Rush for Russia

Gaming operator Melco Crown Entertainment Ltd may be gearing up to invest in Russia. The company, led by Lawrence Ho Yau Lung, has shown interest in investing in a new gaming and entertainment zone near Vladivostok.
Marina Lomakina, the general director of Nash Dom Primorye, a state-owned company that will manage the Vladivostok entertainment zone, confirmed Melco Crown’s interest to Macau Business. Melco Crown clinched a deal recently to enter the Philippine gaming market – its first venture outside of Macau.
Malaysia’s Genting Group has also shown interest in the development, says Ms Lomakina. Genting operates casinos in Malaysia and Singapore and recently bought a stake in Australian casino operator Echo Entertainment Group Ltd.
Nash Dom Primorye issued a request for concepts recently, which invites gaming companies to submit ideas for the first phase of the development of the zone. The deadline for submission of proposals was September 21. Discussions with interested parties begin late October.
Ms Lomakina says prospective investors from Macau, Russia, Hong Kong and Singapore have shown interest in getting a foothold. Nash Dom Primorye has appointed Las Vegas’s Galaviz & Co as lead strategic adviser for the project.

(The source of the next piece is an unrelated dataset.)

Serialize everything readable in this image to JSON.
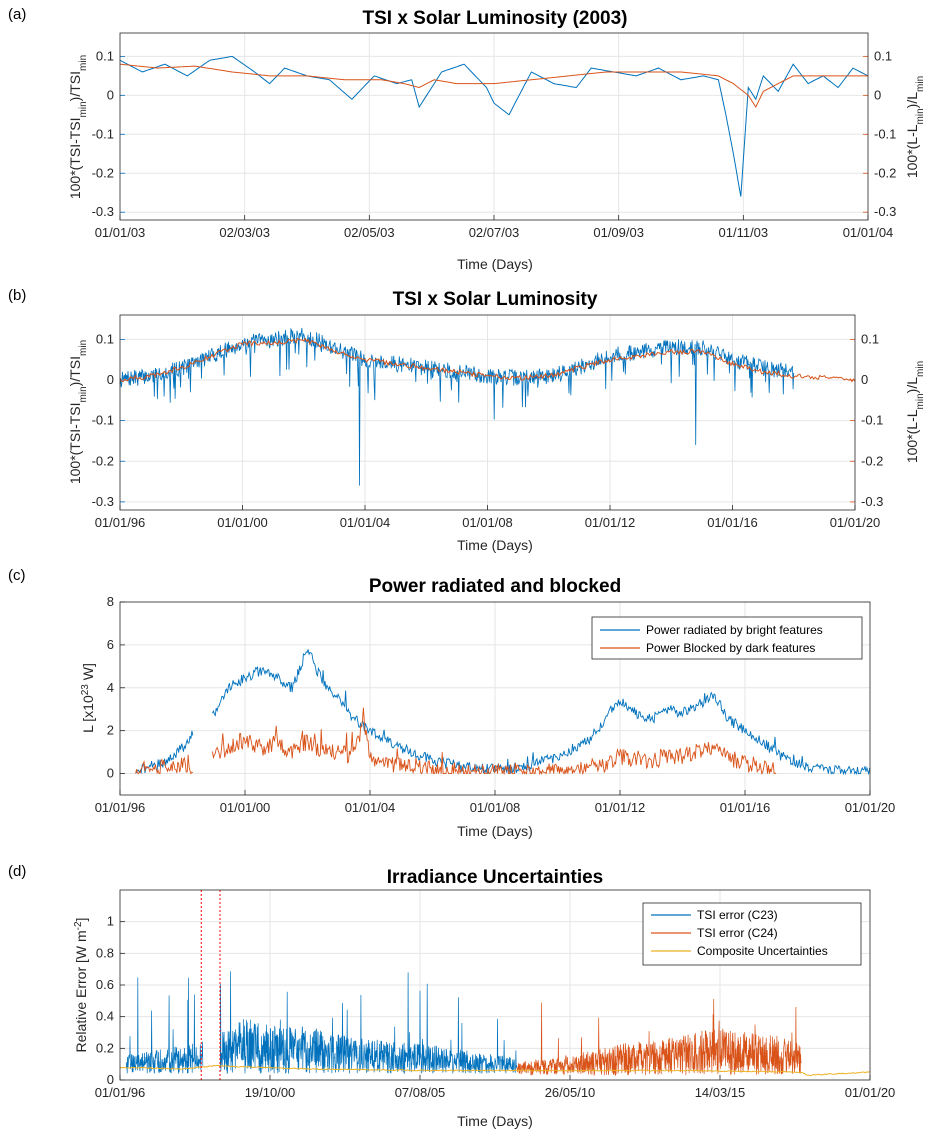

One of the attractions of the project for gaming companies is that, unlike in Macau and Singapore, in the Vladivostok entertainment zone no tax will be levied on gross gaming revenue. Ms Lomakina says casino operators “will pay the usual taxes, as any other business in Russia”. They must also pay a fixed monthly tax of US$3,500 (MOP28,000) per gaming table and US$225 per gaming machine. “Even when you combine these tax requirements, the integrated entertainment zone is still a favourable market to invest in,” Ms Lomakina says.

No limits
Consulting firm Union Gaming Group says the authorities in Vladivostok are offering casino operators a good proposition. “The region seems to be gaming-friendly from a development standpoint, and we expect operators to give it a look, given the low tax rate and proximity to [sic] Asia,” Union Gaming Group analyst Bill Lerner says in a research report.
Macau taxes casino gross gaming revenue at a rate of 39 percent. Singapore taxes VIP revenue at a rate of 5 percent and mass-market revenue at a rate of 15 percent, and levies a goods and services tax on both at a rate of 7 percent.

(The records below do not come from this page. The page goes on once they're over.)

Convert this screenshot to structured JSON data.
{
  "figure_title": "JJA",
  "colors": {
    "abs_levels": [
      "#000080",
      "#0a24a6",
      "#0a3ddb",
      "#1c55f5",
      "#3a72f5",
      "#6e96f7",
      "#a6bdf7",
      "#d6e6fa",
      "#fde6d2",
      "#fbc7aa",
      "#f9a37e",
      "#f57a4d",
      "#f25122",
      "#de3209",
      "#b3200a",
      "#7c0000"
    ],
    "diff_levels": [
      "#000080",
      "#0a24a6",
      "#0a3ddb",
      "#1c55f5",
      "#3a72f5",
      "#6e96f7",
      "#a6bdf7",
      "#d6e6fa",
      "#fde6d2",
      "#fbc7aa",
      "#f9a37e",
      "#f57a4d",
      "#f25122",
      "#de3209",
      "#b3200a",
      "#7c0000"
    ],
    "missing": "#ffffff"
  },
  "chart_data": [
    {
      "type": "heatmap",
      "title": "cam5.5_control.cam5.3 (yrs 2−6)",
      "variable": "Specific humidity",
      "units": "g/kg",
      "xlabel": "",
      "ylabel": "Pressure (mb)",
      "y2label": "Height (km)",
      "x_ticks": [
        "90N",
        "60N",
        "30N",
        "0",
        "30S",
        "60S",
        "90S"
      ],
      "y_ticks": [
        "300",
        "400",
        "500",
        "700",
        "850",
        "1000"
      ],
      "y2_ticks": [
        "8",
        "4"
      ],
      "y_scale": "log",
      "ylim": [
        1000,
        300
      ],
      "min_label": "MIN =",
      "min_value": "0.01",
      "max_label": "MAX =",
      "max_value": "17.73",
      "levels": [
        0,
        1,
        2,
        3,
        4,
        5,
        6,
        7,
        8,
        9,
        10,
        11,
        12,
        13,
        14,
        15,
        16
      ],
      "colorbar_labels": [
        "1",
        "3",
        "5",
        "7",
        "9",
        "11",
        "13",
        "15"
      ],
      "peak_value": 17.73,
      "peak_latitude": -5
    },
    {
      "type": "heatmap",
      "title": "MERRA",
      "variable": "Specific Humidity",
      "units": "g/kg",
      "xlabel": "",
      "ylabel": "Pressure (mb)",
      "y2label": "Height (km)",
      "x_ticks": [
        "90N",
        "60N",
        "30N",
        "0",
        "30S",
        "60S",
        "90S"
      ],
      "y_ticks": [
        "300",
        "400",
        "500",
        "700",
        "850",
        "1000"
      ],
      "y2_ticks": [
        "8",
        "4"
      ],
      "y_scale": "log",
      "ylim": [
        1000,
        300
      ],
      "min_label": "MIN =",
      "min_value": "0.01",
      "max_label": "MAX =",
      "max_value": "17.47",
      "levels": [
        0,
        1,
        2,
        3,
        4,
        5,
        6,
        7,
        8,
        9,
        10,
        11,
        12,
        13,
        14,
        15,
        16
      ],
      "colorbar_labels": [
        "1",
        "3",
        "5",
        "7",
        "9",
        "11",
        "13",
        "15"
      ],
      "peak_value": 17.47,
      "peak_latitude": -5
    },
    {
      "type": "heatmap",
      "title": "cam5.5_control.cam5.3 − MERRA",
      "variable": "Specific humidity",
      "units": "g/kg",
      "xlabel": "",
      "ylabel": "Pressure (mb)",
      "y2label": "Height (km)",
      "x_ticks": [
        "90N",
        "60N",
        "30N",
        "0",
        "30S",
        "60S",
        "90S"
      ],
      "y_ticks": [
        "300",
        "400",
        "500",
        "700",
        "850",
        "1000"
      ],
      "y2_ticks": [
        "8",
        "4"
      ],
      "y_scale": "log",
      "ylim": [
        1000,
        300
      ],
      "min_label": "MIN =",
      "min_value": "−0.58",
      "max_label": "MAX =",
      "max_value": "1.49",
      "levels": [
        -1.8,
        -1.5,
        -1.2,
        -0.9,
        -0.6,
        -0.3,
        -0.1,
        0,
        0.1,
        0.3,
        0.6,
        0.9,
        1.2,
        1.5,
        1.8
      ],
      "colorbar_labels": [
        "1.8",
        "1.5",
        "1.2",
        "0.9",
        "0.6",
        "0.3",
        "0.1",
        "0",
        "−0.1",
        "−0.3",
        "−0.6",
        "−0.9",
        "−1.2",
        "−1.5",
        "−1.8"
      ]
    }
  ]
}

Nash Dom Primorye will set no limit on the maximum area of a casino or arcade devoted to gaming but will set a minimum area. “Gaming premises in casinos shall be not less than 800 square metres. Gaming premises in amusement arcades shall be not less than 100 square metres,” the request for concepts says.
Ms Lomakina says there will be no limit on capital expenditure by investors. Casino operators will be allowed to compete in offering credit to gamblers.

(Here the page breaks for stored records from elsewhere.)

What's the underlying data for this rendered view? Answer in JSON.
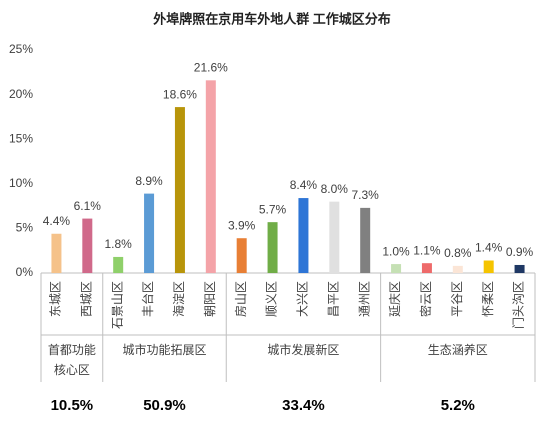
{
  "chart_data": {
    "type": "bar",
    "title": "外埠牌照在京用车外地人群   工作城区分布",
    "categories": [
      "东城区",
      "西城区",
      "石景山区",
      "丰台区",
      "海淀区",
      "朝阳区",
      "房山区",
      "顺义区",
      "大兴区",
      "昌平区",
      "通州区",
      "延庆区",
      "密云区",
      "平谷区",
      "怀柔区",
      "门头沟区"
    ],
    "values": [
      4.4,
      6.1,
      1.8,
      8.9,
      18.6,
      21.6,
      3.9,
      5.7,
      8.4,
      8.0,
      7.3,
      1.0,
      1.1,
      0.8,
      1.4,
      0.9
    ],
    "value_labels": [
      "4.4%",
      "6.1%",
      "1.8%",
      "8.9%",
      "18.6%",
      "21.6%",
      "3.9%",
      "5.7%",
      "8.4%",
      "8.0%",
      "7.3%",
      "1.0%",
      "1.1%",
      "0.8%",
      "1.4%",
      "0.9%"
    ],
    "colors": [
      "#f5c28a",
      "#d0698a",
      "#8fd06a",
      "#5b9bd5",
      "#b8950a",
      "#f4a3a8",
      "#e87f35",
      "#70ad47",
      "#2e75d6",
      "#e0e0e0",
      "#808080",
      "#c5e0b4",
      "#ee6a6a",
      "#fbe5d6",
      "#f5c400",
      "#1f3864"
    ],
    "ylim": [
      0,
      25
    ],
    "yticks": [
      {
        "value": 0,
        "label": "0%"
      },
      {
        "value": 5,
        "label": "5%"
      },
      {
        "value": 10,
        "label": "10%"
      },
      {
        "value": 15,
        "label": "15%"
      },
      {
        "value": 20,
        "label": "20%"
      },
      {
        "value": 25,
        "label": "25%"
      }
    ],
    "grid": false,
    "groups": [
      {
        "name": "首都功能核心区",
        "share": "10.5%"
      },
      {
        "name": "城市功能拓展区",
        "share": "50.9%"
      },
      {
        "name": "城市发展新区",
        "share": "33.4%"
      },
      {
        "name": "生态涵养区",
        "share": "5.2%"
      }
    ]
  }
}
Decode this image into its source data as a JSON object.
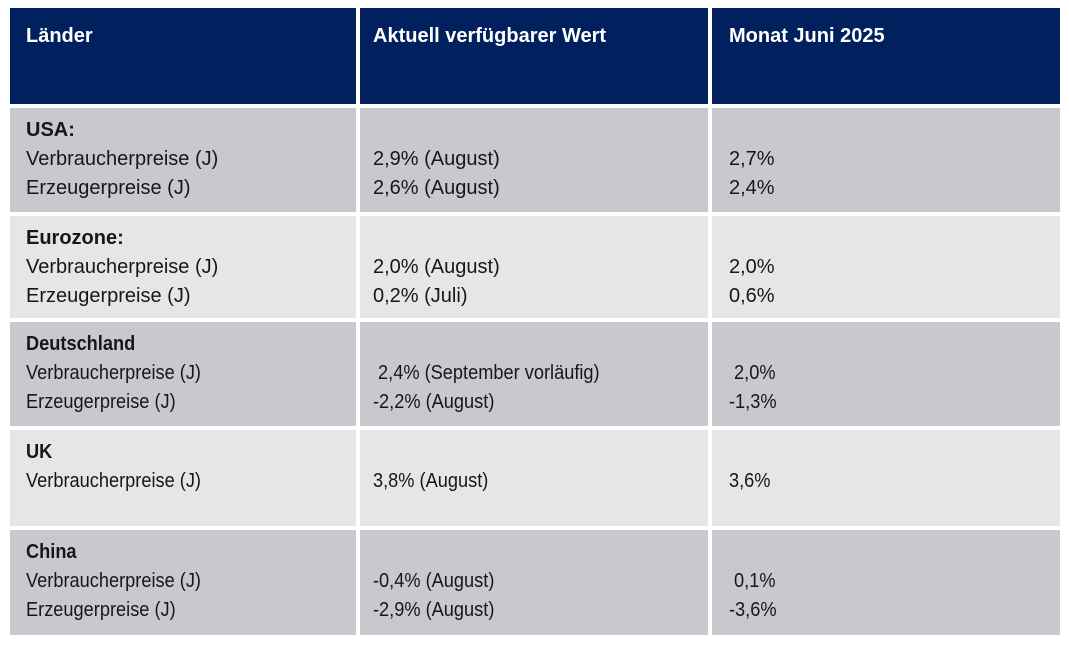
{
  "colors": {
    "header_bg": "#00215E",
    "header_text": "#FFFFFF",
    "row_dark": "#C9C9CD",
    "row_light": "#E6E6E9",
    "body_text": "#17171A"
  },
  "header": {
    "col1": "Länder",
    "col2": "Aktuell verfügbarer Wert",
    "col3": "Monat Juni 2025"
  },
  "rows": [
    {
      "country": "USA:",
      "indicators": [
        "Verbraucherpreise (J)",
        "Erzeugerpreise (J)"
      ],
      "current": [
        "2,9% (August)",
        "2,6% (August)"
      ],
      "june": [
        "2,7%",
        "2,4%"
      ]
    },
    {
      "country": "Eurozone:",
      "indicators": [
        "Verbraucherpreise (J)",
        "Erzeugerpreise (J)"
      ],
      "current": [
        "2,0% (August)",
        "0,2% (Juli)"
      ],
      "june": [
        "2,0%",
        "0,6%"
      ]
    },
    {
      "country": "Deutschland",
      "indicators": [
        "Verbraucherpreise (J)",
        "Erzeugerpreise (J)"
      ],
      "current": [
        " 2,4% (September vorläufig)",
        "-2,2% (August)"
      ],
      "june": [
        " 2,0%",
        "-1,3%"
      ]
    },
    {
      "country": "UK",
      "indicators": [
        "Verbraucherpreise (J)"
      ],
      "current": [
        "3,8% (August)"
      ],
      "june": [
        "3,6%"
      ]
    },
    {
      "country": "China",
      "indicators": [
        "Verbraucherpreise (J)",
        "Erzeugerpreise (J)"
      ],
      "current": [
        "-0,4% (August)",
        "-2,9% (August)"
      ],
      "june": [
        " 0,1%",
        "-3,6%"
      ]
    }
  ],
  "chart_data": {
    "type": "table",
    "title": "",
    "columns": [
      "Länder",
      "Aktuell verfügbarer Wert",
      "Monat Juni 2025"
    ],
    "rows": [
      {
        "country": "USA",
        "indicator": "Verbraucherpreise (J)",
        "current_value_pct": 2.9,
        "current_month": "August",
        "june_2025_pct": 2.7
      },
      {
        "country": "USA",
        "indicator": "Erzeugerpreise (J)",
        "current_value_pct": 2.6,
        "current_month": "August",
        "june_2025_pct": 2.4
      },
      {
        "country": "Eurozone",
        "indicator": "Verbraucherpreise (J)",
        "current_value_pct": 2.0,
        "current_month": "August",
        "june_2025_pct": 2.0
      },
      {
        "country": "Eurozone",
        "indicator": "Erzeugerpreise (J)",
        "current_value_pct": 0.2,
        "current_month": "Juli",
        "june_2025_pct": 0.6
      },
      {
        "country": "Deutschland",
        "indicator": "Verbraucherpreise (J)",
        "current_value_pct": 2.4,
        "current_month": "September vorläufig",
        "june_2025_pct": 2.0
      },
      {
        "country": "Deutschland",
        "indicator": "Erzeugerpreise (J)",
        "current_value_pct": -2.2,
        "current_month": "August",
        "june_2025_pct": -1.3
      },
      {
        "country": "UK",
        "indicator": "Verbraucherpreise (J)",
        "current_value_pct": 3.8,
        "current_month": "August",
        "june_2025_pct": 3.6
      },
      {
        "country": "China",
        "indicator": "Verbraucherpreise (J)",
        "current_value_pct": -0.4,
        "current_month": "August",
        "june_2025_pct": 0.1
      },
      {
        "country": "China",
        "indicator": "Erzeugerpreise (J)",
        "current_value_pct": -2.9,
        "current_month": "August",
        "june_2025_pct": -3.6
      }
    ]
  }
}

Nash Dom Primorye is asking prospective investors to suggest how junket operators should be regulated. Russia has no law on junkets.
The company envisages up to 12 casinos in the entertainment zone. It will give gaming companies control of the land at least until 2025, and the grant can be extended.
Nash Dom Primorye wants the zone developed in three stages. It wants the first phase, entailing investment of about US$2 billion, completed by 2016, when the first casino should open. It wants the second phase completed by 2019 and the third by 2022.
A report by Gaming Market Advisors, a casino market research firm, says the entertainment zone could rake in annual revenue of between US$2 billion and US$7 billion once fully developed.

Leading centre
Nash Dom Primorye suggests that prospective investors include non-gaming recreational amenities in their plans. “While casino gaming is legal in the zone, we are looking for concepts that focus on tourism development,” says Ms Lomakina. The aim is to have non-gaming revenue make up a large slice of the pie.
Corruption and political instability in Russia may make prospective investors think twice. “Every effort is being made to ensure that global investors are confident in the business environment,” Ms Lomakina says.
The entertainment zone, first announced in 2010, will be 50 kilometres north of Vladivostok and about 20 kilometres from the city’s new international airport. It is a mountainous region bordering the mainland and North Korea.
Nash Dom Primorye is aiming to attract tourists from the mainland, South Korea, Japan and the United States. Vladivostok is about two hours flying time from Seoul and Tokyo.
Russians should also contribute to gaming revenue.